October 25, 2011 5:14 by



Growing up in the UAE and having a strong passion for the art of film making, I approached the screening of Ali Mostafa’s “Classified” with a genuine desire to appreciate it. Due to the sheer lack of grass roots projects, UAE cinema, in my opinion, should be supported and when they can be, cherished.

Five “Classified” webisodes later, I think I might have changed my mind on my stance.

But before I begin to rant, some background: Land Rover recently commissioned City of Life UAE director Ali Mustafa to direct a five webisode-long series for the launch of the new Range Rover Evoque in the Middle East. The webisodes have been released on MBC.net every Wednesday from 28th September to 26th October 2011 at 10pm (UAE time). Land Rover only revealed its involvement in the project one day prior to the release of the fourth episode.
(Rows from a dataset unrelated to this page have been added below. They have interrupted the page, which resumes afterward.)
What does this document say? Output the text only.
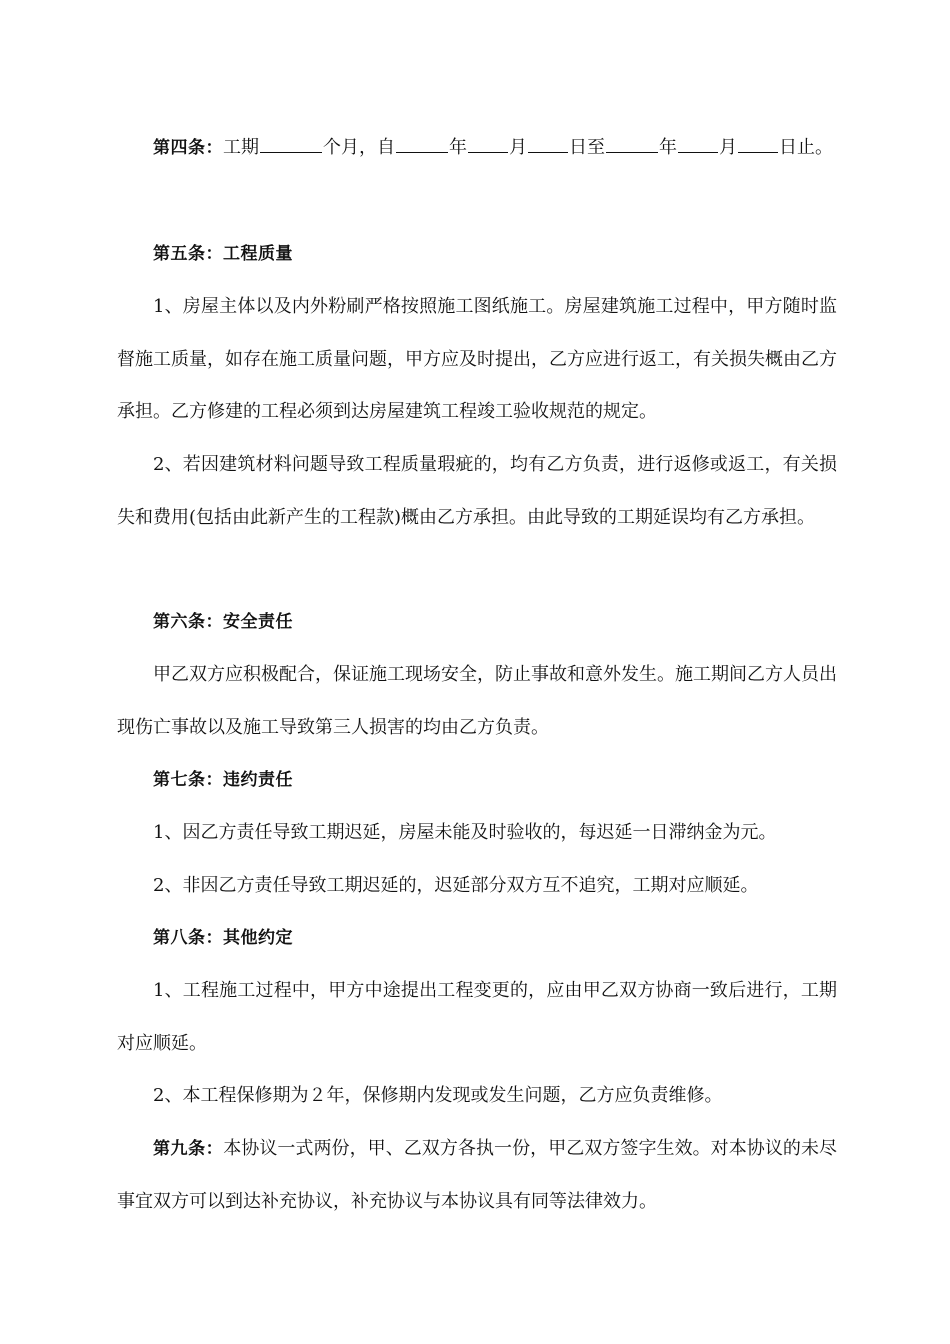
第四条：工期	个月，自	年 月 日至	年 月 日止。

第五条：工程质量

1、房屋主体以及内外粉刷严格按照施工图纸施工。房屋建筑施工过程中，甲方随时监督施工质量，如存在施工质量问题，甲方应及时提出，乙方应进行返工，有关损失概由乙方承担。乙方修建的工程必须到达房屋建筑工程竣工验收规范的规定。

2、若因建筑材料问题导致工程质量瑕疵的，均有乙方负责，进行返修或返工，有关损失和费用(包括由此新产生的工程款)概由乙方承担。由此导致的工期延误均有乙方承担。

第六条：安全责任

甲乙双方应积极配合，保证施工现场安全，防止事故和意外发生。施工期间乙方人员出现伤亡事故以及施工导致第三人损害的均由乙方负责。

第七条：违约责任

1、因乙方责任导致工期迟延，房屋未能及时验收的，每迟延一日滞纳金为元。

2、非因乙方责任导致工期迟延的，迟延部分双方互不追究，工期对应顺延。

第八条：其他约定

1、工程施工过程中，甲方中途提出工程变更的，应由甲乙双方协商一致后进行，工期对应顺延。

2、本工程保修期为２年，保修期内发现或发生问题，乙方应负责维修。

第九条：本协议一式两份，甲、乙双方各执一份，甲乙双方签字生效。对本协议的未尽事宜双方可以到达补充协议，补充协议与本协议具有同等法律效力。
The webisodes, though, falsely described once as ‘The Hangover of the Middle East’ is an action packed mystery movie, that was more like a ‘24’-wannabe. “Classified” follows the story of Adam, a young Egyptian expat in the UAE, whose life is turned into a week-long road trip across the GCC, when he gets a mysterious phone call from a man who tells him his life in danger unless he follows the clues left to him by his dead scientist-father. Enlisting the help of his two friends Badr and Fadi, Adam gets by some clichédly close and stereotypically silly scrapes with the “unknown” bad guys who are following the trio.

Of course, the cryptic codes are too easily broken by Fadi, who I suppose is the ‘computer’ geek of the group because he wears glasses, has a Mac book and oh yeah, carries an USB SD Card reader wherever he goes. To say that the plot of “Classified” leaves a lot to be desired, is something of an understatement—the paltry plot is perhaps, rivaled only by the awkward acting of the webisodes.

But let’s take off our Ebert hats for a second and focus on Land Rover’s rather innovative and out-of-the-box take on launching the Evoque in the region. This entire project marks a decided departure from traditional advertising from Land Rover’s side. Whatever maybe said about the gaping holes in the plot line and the amateur acting, there can be no denying that Ali Mostafa has done an excellent job portraying the Range Rover Evoque as an integral part of the story. Cruising through the sandy dunes of the UAE deserts or the busy streets of Manama, the Evoque looks like a brilliant companion for adventure.

So full points to Land Rover, but I do question the popularity of ‘webisodes’ here in the Middle East. Granted that Mostafa’s strengths lie in the visual aspects of production, I can’t help but think the duo would both stand to benefit more from a 5-part YouTube viral video campaign featuring the Evoke.

But enough of this: have a look through the webisodes and if you manage to make it through the series, let us know what you think of them.